ADDITIONAL INFORMATION ON CYTOTOXICITY:
- No toxicity or mutagenicity was observed up to and including the top dose of 5000 µg/plate

Any other information on results incl. tables

The data matrix is included in the reporting format attached.

Applicant's summary and conclusion

Conclusions:

Interpretation of results (migrated information):
negative

Based on the read-across approach from the analogue OS 2600, OS3600 is determined to be non-mutagenic in the Salmonella typhimurium reverse mutation assay and in the Escherichia coli reverse mutation assay

Executive summary:

The analogue substance OS 2600 was tested up to 5000 μg/plate in the Salmonella typhimurium reverse mutation assay in accordance with OECD Guideline 471 (GLP study) with four histidine-requiring strains of Salmonella typhimurium (TA1535, TA1537, TA98 and TA100) and in the Escherichia coli reverse mutation assay with a tryptophan-requiring strain of Escherichia coli (WP2uvrA).
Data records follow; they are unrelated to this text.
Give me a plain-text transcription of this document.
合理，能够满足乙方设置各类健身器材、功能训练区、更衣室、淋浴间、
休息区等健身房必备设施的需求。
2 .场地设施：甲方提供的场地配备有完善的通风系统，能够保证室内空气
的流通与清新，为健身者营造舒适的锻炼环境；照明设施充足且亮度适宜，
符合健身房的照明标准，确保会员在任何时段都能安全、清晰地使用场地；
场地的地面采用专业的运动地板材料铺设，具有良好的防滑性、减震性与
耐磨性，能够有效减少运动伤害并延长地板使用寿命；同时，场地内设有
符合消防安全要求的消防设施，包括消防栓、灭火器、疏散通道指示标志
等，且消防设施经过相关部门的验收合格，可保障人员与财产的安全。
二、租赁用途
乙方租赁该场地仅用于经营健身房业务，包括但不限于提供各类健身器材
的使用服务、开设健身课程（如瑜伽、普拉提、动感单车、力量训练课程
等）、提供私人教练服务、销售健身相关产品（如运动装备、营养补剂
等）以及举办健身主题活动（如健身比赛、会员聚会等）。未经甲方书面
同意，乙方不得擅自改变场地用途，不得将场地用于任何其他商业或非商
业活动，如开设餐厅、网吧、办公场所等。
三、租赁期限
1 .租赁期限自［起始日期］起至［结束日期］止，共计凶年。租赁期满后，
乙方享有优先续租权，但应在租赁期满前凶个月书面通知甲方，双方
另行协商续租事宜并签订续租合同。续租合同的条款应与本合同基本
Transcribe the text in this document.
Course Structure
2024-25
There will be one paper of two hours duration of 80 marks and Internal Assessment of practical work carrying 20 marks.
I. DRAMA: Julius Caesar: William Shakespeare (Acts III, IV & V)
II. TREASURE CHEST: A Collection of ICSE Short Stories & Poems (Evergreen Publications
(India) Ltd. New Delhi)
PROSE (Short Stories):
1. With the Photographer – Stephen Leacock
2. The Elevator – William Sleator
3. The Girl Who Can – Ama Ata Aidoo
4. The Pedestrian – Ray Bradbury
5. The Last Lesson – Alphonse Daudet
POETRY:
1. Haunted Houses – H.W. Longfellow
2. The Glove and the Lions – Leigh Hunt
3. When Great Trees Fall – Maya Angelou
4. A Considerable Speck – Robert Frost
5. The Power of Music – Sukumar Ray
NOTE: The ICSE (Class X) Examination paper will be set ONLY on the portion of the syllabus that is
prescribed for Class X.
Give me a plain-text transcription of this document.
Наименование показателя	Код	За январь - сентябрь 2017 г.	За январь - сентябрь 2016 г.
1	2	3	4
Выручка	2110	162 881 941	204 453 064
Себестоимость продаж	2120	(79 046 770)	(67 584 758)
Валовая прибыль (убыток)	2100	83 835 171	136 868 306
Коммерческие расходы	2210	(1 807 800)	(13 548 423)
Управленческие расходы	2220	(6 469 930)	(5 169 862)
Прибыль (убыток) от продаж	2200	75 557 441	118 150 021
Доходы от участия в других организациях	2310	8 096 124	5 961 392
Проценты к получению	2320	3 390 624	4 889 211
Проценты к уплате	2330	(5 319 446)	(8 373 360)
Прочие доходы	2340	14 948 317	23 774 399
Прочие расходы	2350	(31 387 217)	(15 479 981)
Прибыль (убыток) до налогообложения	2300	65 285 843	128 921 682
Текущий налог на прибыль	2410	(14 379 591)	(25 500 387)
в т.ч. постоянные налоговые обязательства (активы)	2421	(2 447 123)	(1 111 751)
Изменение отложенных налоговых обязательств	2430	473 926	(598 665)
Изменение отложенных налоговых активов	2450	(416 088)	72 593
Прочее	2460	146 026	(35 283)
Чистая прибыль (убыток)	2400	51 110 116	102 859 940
The test was performed in two independent experiments in the presence and absence of metabolic activation. OS 2600 did not induce a significant dose-related increase in the number of revertant (His+) colonies in each of the four tester strains (TA1535, TA1537, TA98 and TA100) and in the number of revertant (Trp+) colonies in tester strain WP2uvrA both in the absence and presence of S9-metabolic activation. These results were confirmed in an independently repeated experiment. In this study, the negative and strain-specific positive control values were within the laboratory historical control data ranges indicating that the test conditions were adequate and that the metabolic activation system functioned properly. Based on these results, the read-across approach was applied and the OS3600 was determined to be non-mutagenic.